To solve this, I propose that tournament matches have scenario objectives that are equal too, or out weigh the value of destroyed ships. After all, few battles are fought just to inflict casualties, there is usually something else at stake. Many of the current scenarios have a single 100 point objective over the course of the game; I believe that higher points gained over the course of the game with lead to more interesting matches and possibly, more variety in fleet design (especially as more specialized ships are released over the coming months and years).
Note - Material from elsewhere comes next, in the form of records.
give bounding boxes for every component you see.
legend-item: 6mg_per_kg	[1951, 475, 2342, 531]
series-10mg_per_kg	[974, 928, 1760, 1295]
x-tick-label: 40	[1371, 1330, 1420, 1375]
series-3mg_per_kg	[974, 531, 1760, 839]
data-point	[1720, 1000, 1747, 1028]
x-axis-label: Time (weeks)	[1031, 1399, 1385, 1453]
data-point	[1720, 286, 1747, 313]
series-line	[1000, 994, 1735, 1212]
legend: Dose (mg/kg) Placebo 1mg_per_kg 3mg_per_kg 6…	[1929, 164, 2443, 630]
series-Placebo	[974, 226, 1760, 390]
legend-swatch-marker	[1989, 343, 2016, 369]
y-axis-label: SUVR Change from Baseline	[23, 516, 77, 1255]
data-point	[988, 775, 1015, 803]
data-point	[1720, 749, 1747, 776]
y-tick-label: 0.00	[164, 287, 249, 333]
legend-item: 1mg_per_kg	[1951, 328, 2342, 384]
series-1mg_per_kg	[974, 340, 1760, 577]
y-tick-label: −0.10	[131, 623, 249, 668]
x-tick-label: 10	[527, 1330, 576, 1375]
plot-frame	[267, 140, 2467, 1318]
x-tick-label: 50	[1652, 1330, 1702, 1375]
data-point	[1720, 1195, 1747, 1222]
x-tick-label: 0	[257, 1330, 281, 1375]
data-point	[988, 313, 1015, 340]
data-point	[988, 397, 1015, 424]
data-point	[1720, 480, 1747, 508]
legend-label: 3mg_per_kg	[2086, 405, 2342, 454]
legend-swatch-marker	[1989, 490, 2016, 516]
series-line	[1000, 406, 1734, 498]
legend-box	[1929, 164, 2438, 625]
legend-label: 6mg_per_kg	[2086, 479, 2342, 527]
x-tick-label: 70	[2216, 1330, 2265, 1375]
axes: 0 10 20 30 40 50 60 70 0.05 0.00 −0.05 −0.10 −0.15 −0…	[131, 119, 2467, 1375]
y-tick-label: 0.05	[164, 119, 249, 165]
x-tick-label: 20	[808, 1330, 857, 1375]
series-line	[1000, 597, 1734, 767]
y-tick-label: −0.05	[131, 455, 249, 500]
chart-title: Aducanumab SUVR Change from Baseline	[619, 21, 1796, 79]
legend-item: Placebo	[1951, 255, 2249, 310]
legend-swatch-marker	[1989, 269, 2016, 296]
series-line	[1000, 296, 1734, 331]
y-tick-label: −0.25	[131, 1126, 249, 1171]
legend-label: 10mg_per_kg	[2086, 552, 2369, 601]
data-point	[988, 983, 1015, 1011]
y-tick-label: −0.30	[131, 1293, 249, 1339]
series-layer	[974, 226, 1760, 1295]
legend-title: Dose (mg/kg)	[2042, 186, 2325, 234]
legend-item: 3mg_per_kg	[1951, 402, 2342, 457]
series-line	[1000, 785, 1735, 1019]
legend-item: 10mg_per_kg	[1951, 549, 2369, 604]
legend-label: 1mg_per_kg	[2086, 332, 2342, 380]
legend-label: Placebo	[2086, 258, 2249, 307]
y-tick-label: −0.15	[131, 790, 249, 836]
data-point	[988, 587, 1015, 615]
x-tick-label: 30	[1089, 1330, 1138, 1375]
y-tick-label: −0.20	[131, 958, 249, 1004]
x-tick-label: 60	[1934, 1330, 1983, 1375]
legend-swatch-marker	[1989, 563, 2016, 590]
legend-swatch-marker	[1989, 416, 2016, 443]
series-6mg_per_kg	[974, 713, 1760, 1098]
As for drone spamming, although elegant in its way, doing away with IDF crew checks will destroy the effectiveness of the plasma races and ultimately force a rebalance of most of the ships in the game; this is not an acceptable solution. Frankvas suggested to me the answer that I believe is correct: errata the heavy drone ships (small ships with 3+ drones and medium ships with 4+ drones, etc.) to add firing arcs for the drones. This prevents overwhelming drones at range from one direction, which encourages drone ships to mix it up to achieve firepower against the enemy’s fleet. The ~100 point ships could have 3 drones F, S, P (and be at somewhat reduce points), the mid range ships could be at F, S, P, A and F, S, P, T at a little higher points and the ships with more then four drones would have 1 each in F, S, P, A and all the rest as T. This is a simulated (but untested!) solution that would, no doubt, require a little bit of tweaking.
I hope that someone tries drone spamming at this first major tournament so that all of the best minds can take a crack at the issue and I hope that whatever changes, if any, can be made by errata early to help this game achieve the grand success that it richly deserves.